Bu akıl hocalığının sebebi, halkın her daim “saf
çocuk” olarak görülmesidir. Deli Gaffar, yazısını son cümleyi etmek için
yazmıştır.[1] Birleşik Haziran Hareketi’nin bu “kirli savaş”tan uzak duran,
kirin ana kaynağı PKK’den kaçan halka yardım eden siyasetini övmektir derdi. Haksöz
gibi çevrelerin onun yazısını kıymetli bulup yayınlamalarının sebebi de
buradadır: yazı, yıllardır husumet duyulan örgüte küfretmek için kaleme
alınmıştır. Bu, Haksöz gibiler için bulunmaz nimettir.
Söz konusu tezviratın ve küfrün gerekçesi ise “halk”
soyutlamasıdır. Bu kelime, küçük burjuva siyasetin alı pulu, cilâsı niyetine
kullanılmaktadır. “Halk sosyalizm için mücadele eden sınıf ve katmanlardır”

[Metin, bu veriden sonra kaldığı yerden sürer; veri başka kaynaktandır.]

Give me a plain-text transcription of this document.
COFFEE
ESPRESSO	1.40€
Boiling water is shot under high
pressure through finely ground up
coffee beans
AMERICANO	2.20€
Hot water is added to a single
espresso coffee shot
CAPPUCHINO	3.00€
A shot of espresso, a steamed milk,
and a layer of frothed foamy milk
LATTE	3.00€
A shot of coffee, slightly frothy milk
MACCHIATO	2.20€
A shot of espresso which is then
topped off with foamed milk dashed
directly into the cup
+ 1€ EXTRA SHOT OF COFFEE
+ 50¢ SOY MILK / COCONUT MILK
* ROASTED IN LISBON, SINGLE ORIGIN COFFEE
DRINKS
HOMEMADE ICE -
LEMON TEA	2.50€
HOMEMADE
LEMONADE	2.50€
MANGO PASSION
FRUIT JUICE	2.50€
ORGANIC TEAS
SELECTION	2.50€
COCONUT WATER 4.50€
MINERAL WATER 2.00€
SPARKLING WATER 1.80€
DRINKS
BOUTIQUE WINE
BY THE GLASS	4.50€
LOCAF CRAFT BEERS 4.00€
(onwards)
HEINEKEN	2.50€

[Mahir Çayan] sözü unutulmuş, o, sınıf ve katmanlar içi ve arası gerilimlerin
üzerini örten bir zırha dönüştürülmüştür. O çelişkilerin askıya alındığı,
silindiği, yokmuş gibi davranıldığı cennet hâlidir artık. Deli Gaffar Kürd’e bu
cennet hâline halel getirdiği için kızmaktadır.
“Halk” ve kimileri için “silâh” kelimesi de
birbirlerine rakip olan ama aynı işlevi gören zırhlardır. İşçi’cilik,
halk’çılık, Kürd’cülük kadar devrimci’cilik de marazîdir. Verili çelişkilerin
üzerini örten, milleti bulutların üzerine çıkartan her kurgu yanlıştır. Küçük
burjuvalar arasındaki yarışa aldanmamak gerekir.
* * *
Dövüşenler, büyük, başsız-sonsuz, kökleri derin bir
kolektifin isimsiz bileşenleri olduklarını, pratikte bilmektedirler. Gürültü
patırtı çıkartmadan işlerini yapmaktadırlar. Onların edebiyatı ile gündelik
hayatlarına banci camping gibi renk kattıklarını sananlar, bu sayede verili
politik sorumluluktan kurtulanlar, o kolektiften kaçtıklarını
bilme(me)ktedirler.
Deli Gaffar da “savaşan iki taraf aslında birdir, olan
halka olmaktadır, o halk dediğin şey de her zaman bizim malımızdır, bizden
sorulur” derken, o kolektiften kaçtığının bilincindedir. Onun gibilerin
dilindeki “halk” sınırsız, sınıfsız, yekpâre, bütün, çatlaksız, kirsiz bir
öznenin eğretilemesidir. Bu ülkenin doğuşundan beri bölünmüş olduğunu bilen
devletin bu tip eğretilemelere her daim ihtiyacı vardır.
Bölünmüşlüğü unutan, unutturduğu için bugünlere
gelmiştir. Parçaya tutunan, onu bütün belleyen, parçalamayı unutacağı için
yarına uzanacaktır.
Eren Balkır
12 Ocak 2016
Dipnot:
[1] Gaffar Yakınca, “Sur, Cizre… İslamcıların Kazandığı Solun Kaybettiği Bir
Mücadele Daha”, 5 Şubat 2016, Doğru Haber.